Mr. Gore then worked as a reporter, first in Vietnam while serving in the U.S. Army, then at the Nashville Tennessean in the mid-70’s. Much later, of course, he gave the Internet a crucial boost while in Congress. Mr. Gore’s obsession with newfangled tech-geek stuff was catalyzed by the dot-com boom. As Apple Computer chief executive Steve Jobs told reporters in 2003, confirming Mr. Gore’s geek credentials: "Al is also an avid Mac user and does his own video editing in Final Cut Pro."
He was also a big fan of MTV’s late-90’s video-diary show, Unfiltered, which inspired him to meet with its creator in 2002 in the hope of producing similar programming himself. In the last year, Mr. Gore began building a rationale for a new television service: In a speech to students at Middle Tennessee State University in November 2003, he spoke of television’s "quasi-hypnotic influence" on the electorate. "If people are just staring at a little box for four hours a day, it has a big impact on democracy," he said. "We have to choose to rehabilitate our democracy in part by making creative use of these new media and by insisting within the current institutions of our democracy that we open up access to the dominant medium."
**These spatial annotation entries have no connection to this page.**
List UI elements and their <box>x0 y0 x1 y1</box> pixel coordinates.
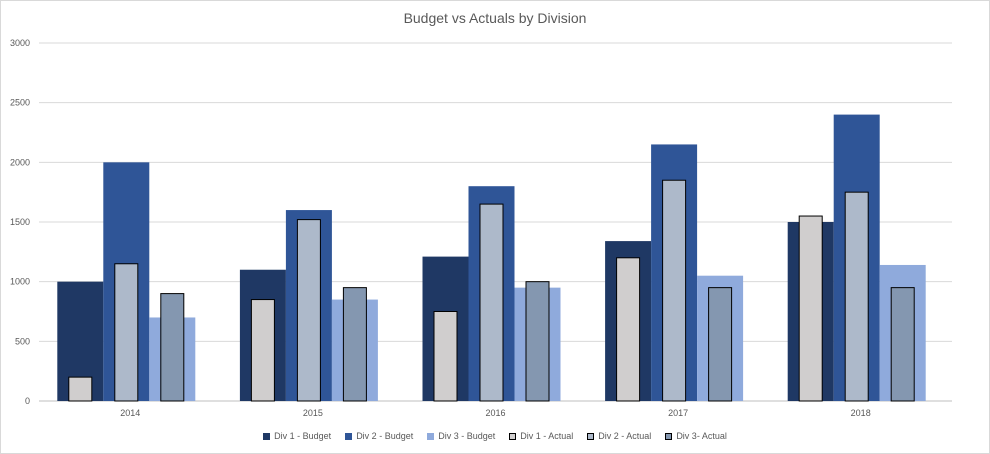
legend-swatch <box>665 432 673 440</box>
bar-div-1-actual <box>250 299 275 402</box>
x-tick-label: 2018 <box>851 408 871 418</box>
y-tick-label: 2500 <box>10 98 30 108</box>
bar-div-3-actual <box>708 287 733 402</box>
x-tick-label: 2016 <box>485 408 505 418</box>
y-tick-label: 0 <box>25 396 30 406</box>
bar-div-3-actual <box>525 281 550 402</box>
legend-swatch <box>587 432 595 440</box>
bar-div-2-actual <box>479 203 504 402</box>
bar-div-2-actual <box>662 179 687 402</box>
x-tick-label: 2014 <box>120 408 140 418</box>
y-tick-label: 3000 <box>10 38 30 48</box>
bar-div-3-actual <box>890 287 915 402</box>
legend-item: Div 2 - Actual <box>587 431 651 441</box>
legend-swatch <box>427 432 435 440</box>
legend-label: Div 3- Actual <box>676 431 727 441</box>
bar-div-3-actual <box>342 287 367 402</box>
legend-swatch <box>345 432 353 440</box>
legend-item: Div 3 - Budget <box>427 431 495 441</box>
bar-div-2-actual <box>114 263 139 402</box>
y-tick-label: 500 <box>15 336 30 346</box>
bar-div-1-actual <box>68 376 93 402</box>
legend-item: Div 1 - Actual <box>509 431 573 441</box>
legend-label: Div 2 - Actual <box>598 431 652 441</box>
legend-label: Div 1 - Actual <box>520 431 574 441</box>
legend-label: Div 2 - Budget <box>356 431 414 441</box>
legend-item: Div 2 - Budget <box>345 431 413 441</box>
bar-div-2-actual <box>296 219 321 402</box>
x-tick-label: 2017 <box>668 408 688 418</box>
legend-item: Div 1 - Budget <box>263 431 331 441</box>
bar-div-1-actual <box>616 257 641 402</box>
x-tick-label: 2015 <box>303 408 323 418</box>
legend-item: Div 3- Actual <box>665 431 727 441</box>
legend-swatch <box>509 432 517 440</box>
legend-label: Div 1 - Budget <box>274 431 332 441</box>
bar-div-1-actual <box>433 311 458 402</box>
legend-label: Div 3 - Budget <box>438 431 496 441</box>
chart-title: Budget vs Actuals by Division <box>403 10 587 26</box>
legend-swatch <box>263 432 271 440</box>
bar-div-1-actual <box>798 215 823 402</box>
y-tick-label: 2000 <box>10 157 30 167</box>
y-tick-label: 1500 <box>10 217 30 227</box>
chart-legend: Div 1 - Budget Div 2 - Budget Div 3 - Budg… <box>1 431 989 441</box>
y-tick-label: 1000 <box>10 277 30 287</box>
bar-div-3-actual <box>160 293 185 402</box>
bar-div-2-actual <box>844 191 869 402</box>
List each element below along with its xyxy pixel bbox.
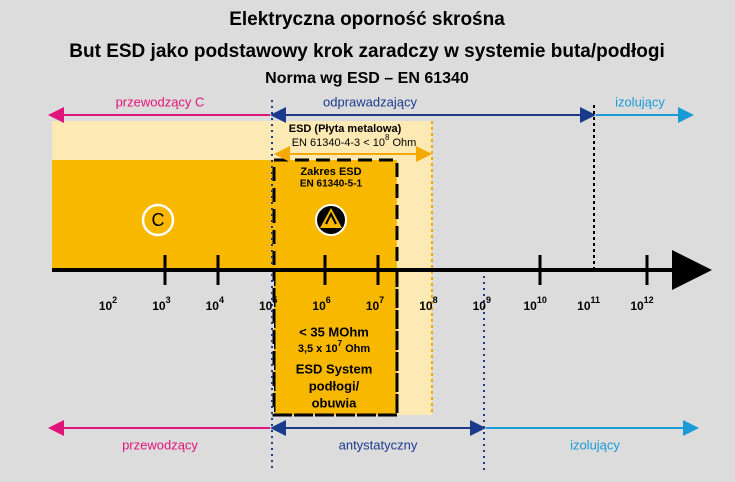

Mr. Franken agreed that the left had been lax during the techno-revolution while the right "felt a certain urgency, to their credit, and they had a lot of right-wing financiers who saw this as a need. A lot of them were trust-fund babies who inherited a lot of money and wanted to keep it and now have bought their way into the Congress and the Bush administration, and you have a lot of wealth trying to keep a lot of wealth and a very stacked deck in this country right now."
Mr. Franken has said he may only do his radio show for a year, depending on how he likes it. For him, there was a pointed political endgame to his own media pursuits—getting Senator John Kerry elected to the Presidency. "I think Rush has had some effect on elections, and I wouldn’t mind having some effect on this one," he said. "I don’t know how quickly … but hopefully we’ll be able to have some influence and some effect on the way people think."
Then Mr. Franken paused. There was an edge in his voice. He seemed to realize that he suddenly owned a piece of the playing field and it wasn’t just a college game, that there were stakes.